Il est de principe que l'agent commercial a droit à une indemnité de rupture lors de la cessation de contrat, sauf en cas de faute grave, ou si la rupture des relations contractuelles lui est imputable.
En l'espèce, il n'est pas démontré l'existence d'une faute grave. Le seul fait que M. Jean-Paul X n'ait pas été suffisamment présent sur le stand Simplehuman à l'occasion d'un unique salon ne saurait constituer une telle faute, s'agissant d'un comportement isolé, pour lequel l'agent commercial s'est du reste excusé, dans un mail du 11 septembre 2013.
C'est donc à juste titre que le tribunal de commerce a retenu que l'agent commercial avait droit à une indemnisation au titre de la rupture du contrat.

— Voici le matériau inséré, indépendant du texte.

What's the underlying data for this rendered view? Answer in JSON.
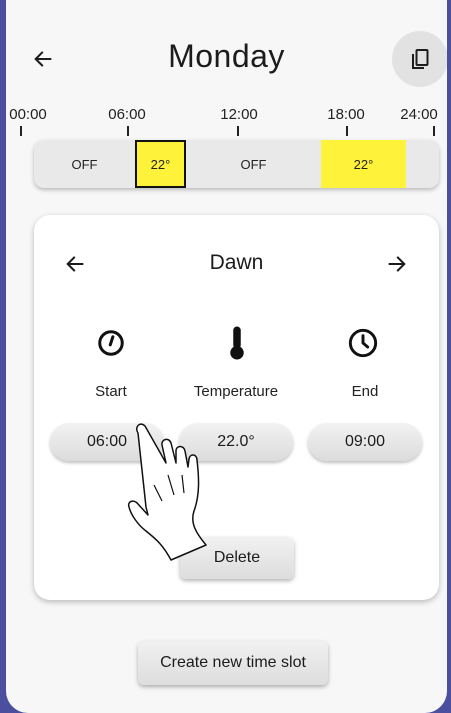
{
  "header": {
    "title": "Monday",
    "back_icon": "arrow-left-icon",
    "copy_icon": "copy-icon"
  },
  "timeline": {
    "ticks": [
      "00:00",
      "06:00",
      "12:00",
      "18:00",
      "24:00"
    ],
    "segments": [
      {
        "label": "OFF",
        "color": "#e9e9e9",
        "selected": false
      },
      {
        "label": "22°",
        "color": "#fff23a",
        "selected": true
      },
      {
        "label": "OFF",
        "color": "#e9e9e9",
        "selected": false
      },
      {
        "label": "22°",
        "color": "#fff23a",
        "selected": false
      }
    ]
  },
  "slot": {
    "name": "Dawn",
    "prev_icon": "arrow-left-icon",
    "next_icon": "arrow-right-icon",
    "start": {
      "label": "Start",
      "value": "06:00",
      "icon": "timer-icon"
    },
    "temperature": {
      "label": "Temperature",
      "value": "22.0°",
      "icon": "thermometer-icon"
    },
    "end": {
      "label": "End",
      "value": "09:00",
      "icon": "clock-icon"
    },
    "delete_label": "Delete"
  },
  "actions": {
    "create_label": "Create new time slot"
  },
  "colors": {
    "accent_yellow": "#fff23a",
    "background": "#f7f7f7",
    "frame": "#4b4f9e"
  }
}
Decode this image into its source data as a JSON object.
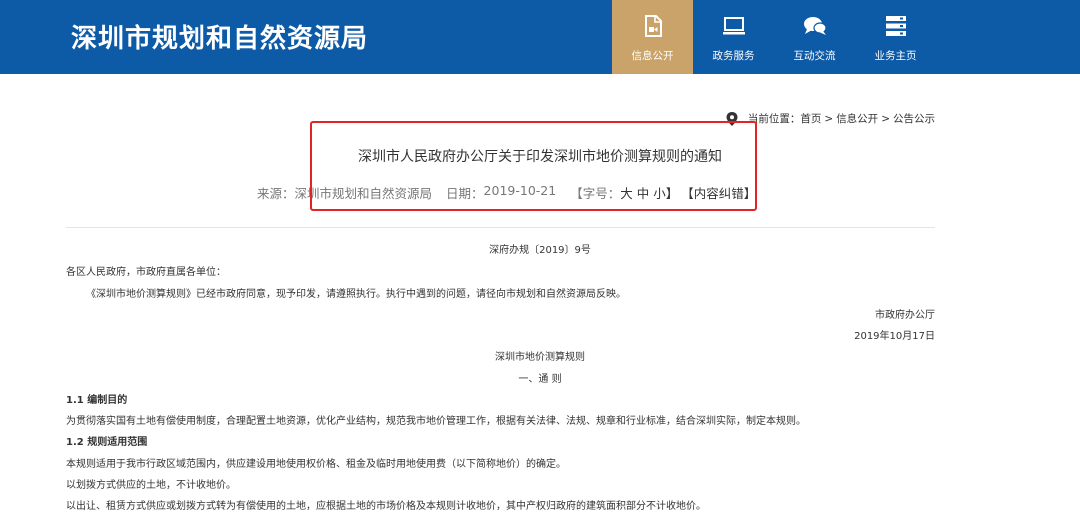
{
  "header": {
    "site_title": "深圳市规划和自然资源局",
    "nav": [
      {
        "label": "信息公开",
        "icon": "document-video-icon",
        "active": true
      },
      {
        "label": "政务服务",
        "icon": "monitor-icon",
        "active": false
      },
      {
        "label": "互动交流",
        "icon": "chat-bubbles-icon",
        "active": false
      },
      {
        "label": "业务主页",
        "icon": "server-stack-icon",
        "active": false
      }
    ],
    "colors": {
      "bar": "#0d5aa7",
      "active": "#c9a36a"
    }
  },
  "breadcrumb": {
    "prefix": "当前位置：",
    "items": [
      "首页",
      "信息公开",
      "公告公示"
    ],
    "separator": ">"
  },
  "article": {
    "title": "深圳市人民政府办公厅关于印发深圳市地价测算规则的通知",
    "source_label": "来源：",
    "source": "深圳市规划和自然资源局",
    "date_label": "日期：",
    "date": "2019-10-21",
    "font_size_label": "【字号：",
    "font_size_large": "大",
    "font_size_medium": "中",
    "font_size_small": "小",
    "font_size_close": "】",
    "error_report": "【内容纠错】",
    "highlight_color": "#e32424"
  },
  "content": {
    "doc_number": "深府办规〔2019〕9号",
    "addressee": "各区人民政府，市政府直属各单位：",
    "notice": "《深圳市地价测算规则》已经市政府同意，现予印发，请遵照执行。执行中遇到的问题，请径向市规划和自然资源局反映。",
    "issuer": "市政府办公厅",
    "issue_date": "2019年10月17日",
    "rules_title": "深圳市地价测算规则",
    "chapter_title": "一、通  则",
    "s11_heading": "1.1  编制目的",
    "s11_text": "为贯彻落实国有土地有偿使用制度，合理配置土地资源，优化产业结构，规范我市地价管理工作，根据有关法律、法规、规章和行业标准，结合深圳实际，制定本规则。",
    "s12_heading": "1.2  规则适用范围",
    "s12_text1": "本规则适用于我市行政区域范围内，供应建设用地使用权价格、租金及临时用地使用费（以下简称地价）的确定。",
    "s12_text2": "以划拨方式供应的土地，不计收地价。",
    "s12_text3": "以出让、租赁方式供应或划拨方式转为有偿使用的土地，应根据土地的市场价格及本规则计收地价，其中产权归政府的建筑面积部分不计收地价。"
  }
}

Dans le cadre de son assignation, la SARL Patxelorri a indiqué qu'elle avait perçu au total la somme totale de 4 695,26 au titre des commissions versées de juillet 2012 à septembre 2013. La société Simplehuman estime quant à elle à 2 663,87 le montant réglé, au titre de neuf factures.
Les pièces de l'intimée ayant été écartées des débats, il n'existe aucune pièce justificative sur ce point. Il convient par conséquent de retenir le montant reconnu par l'appelante.

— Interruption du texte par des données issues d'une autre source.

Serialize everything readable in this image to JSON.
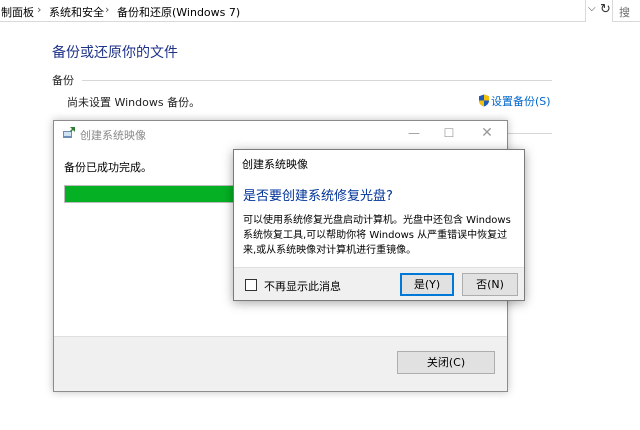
{
  "address_bar": {
    "breadcrumbs": [
      "制面板",
      "系统和安全",
      "备份和还原(Windows 7)"
    ],
    "search_placeholder": "搜"
  },
  "main": {
    "title": "备份或还原你的文件",
    "group_label": "备份",
    "status_text": "尚未设置 Windows 备份。",
    "setup_link": "设置备份(S)"
  },
  "progress_window": {
    "title": "创建系统映像",
    "done_text": "备份已成功完成。",
    "progress": 1.0,
    "close_button": "关闭(C)"
  },
  "dialog": {
    "title": "创建系统映像",
    "main_instruction": "是否要创建系统修复光盘?",
    "body_lines": [
      "可以使用系统修复光盘启动计算机。光盘中还包含 Windows",
      "系统恢复工具,可以帮助你将 Windows 从严重错误中恢复过",
      "来,或从系统映像对计算机进行重镜像。"
    ],
    "checkbox_label": "不再显示此消息",
    "checkbox_checked": false,
    "yes_button": "是(Y)",
    "no_button": "否(N)"
  },
  "colors": {
    "title_blue": "#1e3287",
    "instruction_blue": "#003399",
    "link_blue": "#0066cc",
    "progress_green": "#06b025"
  }
}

Il est d'usage de calculer le montant de l'indemnité de rupture sur la base de deux ans de commissions.
Il convient par conséquent d'allouer à la SARL Patxelorri la somme de 4 566,48 (190,27 x 24) à ce titre, réformant le jugement déféré de ce chef.

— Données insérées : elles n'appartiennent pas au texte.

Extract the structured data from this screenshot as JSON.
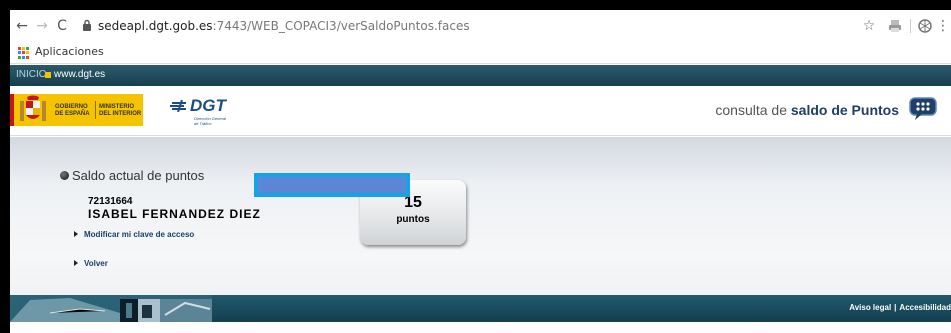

En application de l'article L. 134-11 du Code de commerce, il appartenait à la société Simplehuman de respecter un délai de préavis de deux mois.
Or cette dernière a annoncé à son agent commercial qu'elle résiliait le contrat à compter du 13 octobre 2013, ce qui correspond à un délai d'un mois.
Il convient par conséquent d'allouer à la SARL Patxelorri la somme de 190,27 au titre du préavis, correspondant à un mois de commissions.
Il n'y a pas lieu d'allouer d'autres dommages-intérêts.
La SARL Patxelorri sera condamnée aux dépens d'appel, en application de l'article 696 du Code de procédure civile.
L'équité commande de ne pas faire application de l'article 700 du Code de procédure civile en cause d'appel.
Par ces motifs : LA COUR, statuant publiquement, par arrêt contradictoire et en dernier ressort, Déboute la société Simplehuman de sa demande de révocation de l'ordonnance de clôture, Écarte des débats les conclusions respectives des parties en date des 14 et 24 mars 2017, Déclare irrecevables les pièces déposées par la SARL Patxelorri concomitamment à ses conclusions du 16 juin 2016, Infirme le jugement entrepris, sauf en sa disposition ayant condamné la société Simplehuman aux dépens ainsi qu'au paiement de la somme de 1 000 sur le fondement de l'article 700 du Code de procédure civile, Et statuant à nouveau, Condamne la société Simplehuman à payer à la SARL Patxelorri les sommes suivantes : - 4 566,48 au titre de l'indemnité de rupture, - 190,27 au titre du préavis, Déboute la SARL Patxelorri du surplus de ses demandes, Dit n'y avoir lieu à application de l'article 700 du Code de procédure civile en cause d'appel, Condamne la SARL Patxelorri aux dépens d'appel.